Ельшинский опять хмыкнул.
– Вы сейчас лихорадочно пытаетесь встроить прочих в вашу систему стереотипов. Вам в голову лезут гномы, лешие, и даже непотребная бабка Обдериха…
– Обдериха не лезет…
Я присматривался к выблерам. Они состояли из таких же молекулярных вихрей, как Ельшинский.
– И хорошо, что Обдериха не лезет. Чем меньше стереотипов, тем лучше. Это обычное свойство неокортекса – в стрессовых ситуациях, как у вас сейчас, – одно непознанное встраивать в систему другого непознанного, но давно укоренившегося как стереотип. Как Бабка Обдериха.
– Извините, Зигмунд Брониславович, но я Обдерихи никакой в глаза не видел!
– Так вот она! – Будулаев показал мне на сидящее некто в центре трио за столом.
Он подошел к Ельшинскому и встал сзади этих троих. Хотя, почему сзади, может и спереди. Различить где у выблера зад, а где – перед, не было никакой возможности.
– Вы можете подойти поближе. На совсем близкий контакт в первый раз идти не рекомендую. Могут защупать. Потом попривыкнете, и будет проще.
Я обошел стол, стараясь не смотреть на троих, и оцепенел.
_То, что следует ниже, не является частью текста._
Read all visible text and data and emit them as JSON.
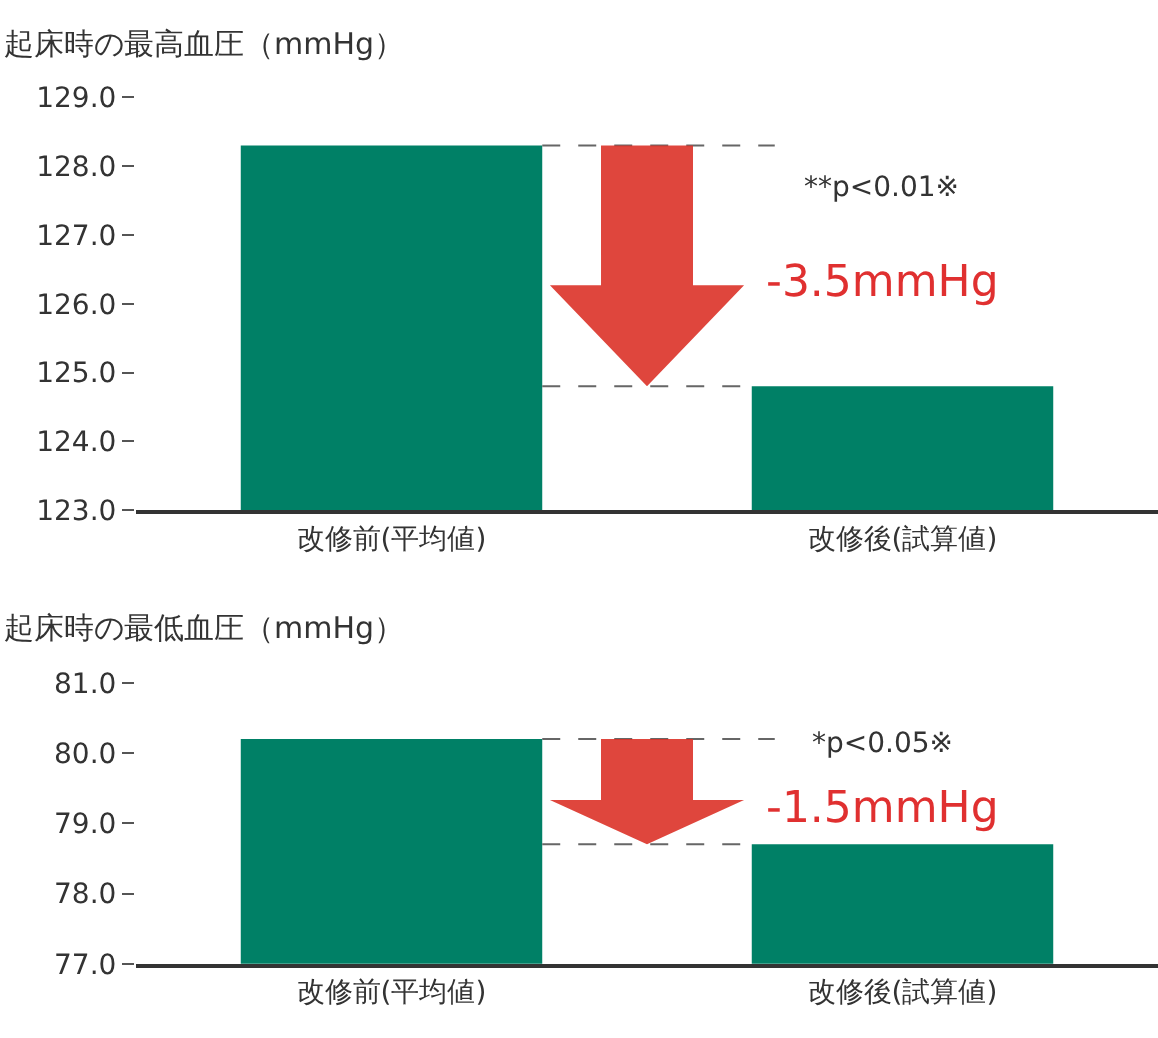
{
  "chart_data": [
    {
      "type": "bar",
      "title": "起床時の最高血圧（mmHg）",
      "categories": [
        "改修前(平均値)",
        "改修後(試算値)"
      ],
      "values": [
        128.3,
        124.8
      ],
      "color": "#008066",
      "ylim": [
        123,
        129
      ],
      "yticks": [
        {
          "value": 123,
          "label": "123.0"
        },
        {
          "value": 124,
          "label": "124.0"
        },
        {
          "value": 125,
          "label": "125.0"
        },
        {
          "value": 126,
          "label": "126.0"
        },
        {
          "value": 127,
          "label": "127.0"
        },
        {
          "value": 128,
          "label": "128.0"
        },
        {
          "value": 129,
          "label": "129.0"
        }
      ],
      "annotations": [
        "**p<0.01※",
        {
          "text": "-3.5mmHg",
          "y": 124.8
        }
      ],
      "ref_lines": [
        {
          "axis": "y",
          "value": 128.3,
          "label": null,
          "line_style": "dashed",
          "color": "#666666"
        },
        {
          "axis": "y",
          "value": 124.8,
          "label": null,
          "line_style": "dashed",
          "color": "#666666"
        }
      ]
    },
    {
      "type": "bar",
      "title": "起床時の最低血圧（mmHg）",
      "categories": [
        "改修前(平均値)",
        "改修後(試算値)"
      ],
      "values": [
        80.2,
        78.7
      ],
      "color": "#008066",
      "ylim": [
        77,
        81
      ],
      "yticks": [
        {
          "value": 77,
          "label": "77.0"
        },
        {
          "value": 78,
          "label": "78.0"
        },
        {
          "value": 79,
          "label": "79.0"
        },
        {
          "value": 80,
          "label": "80.0"
        },
        {
          "value": 81,
          "label": "81.0"
        }
      ],
      "annotations": [
        "*p<0.05※",
        {
          "text": "-1.5mmHg",
          "y": 78.7
        }
      ],
      "ref_lines": [
        {
          "axis": "y",
          "value": 80.2,
          "label": null,
          "line_style": "dashed",
          "color": "#666666"
        },
        {
          "axis": "y",
          "value": 78.7,
          "label": null,
          "line_style": "dashed",
          "color": "#666666"
        }
      ]
    }
  ]
}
Посреди эпоксидной поверхности, ставшей мутной и волокнистой, подобной прокисшему молоку, выступал остров. Тот самый, который я обнаружил утром. Остров тоже был молочный, мутный и лакированный.
Будулаев поймал мой взгляд.
– Да. Остров, – сказал он.
– Вчера его не было. Ни здесь, ни там, – для меня это была форма вопроса.
И Будулаев ответил на него вопросом.
– В котором из вчера, Федор Павлович?
§§§
– Я тебе, Ежихина, объясняю! Денег сейчас нет. Могу люстру отдать, – Хлюпин крутанул под носом у бабки груду запыленного хрусталя на проволочках. Цацки брякнули, но ни одна не заиграла на свету.
– Денежкой бы мне, милок. Бабушка бедненькая, денежек не хватает.
– Возьми люстру, Ежихина, и продай.
– Кому она нужна-то?
– Это ж настоящий хрусталь! Почистить только надо. Мне некогда. Статью пишу.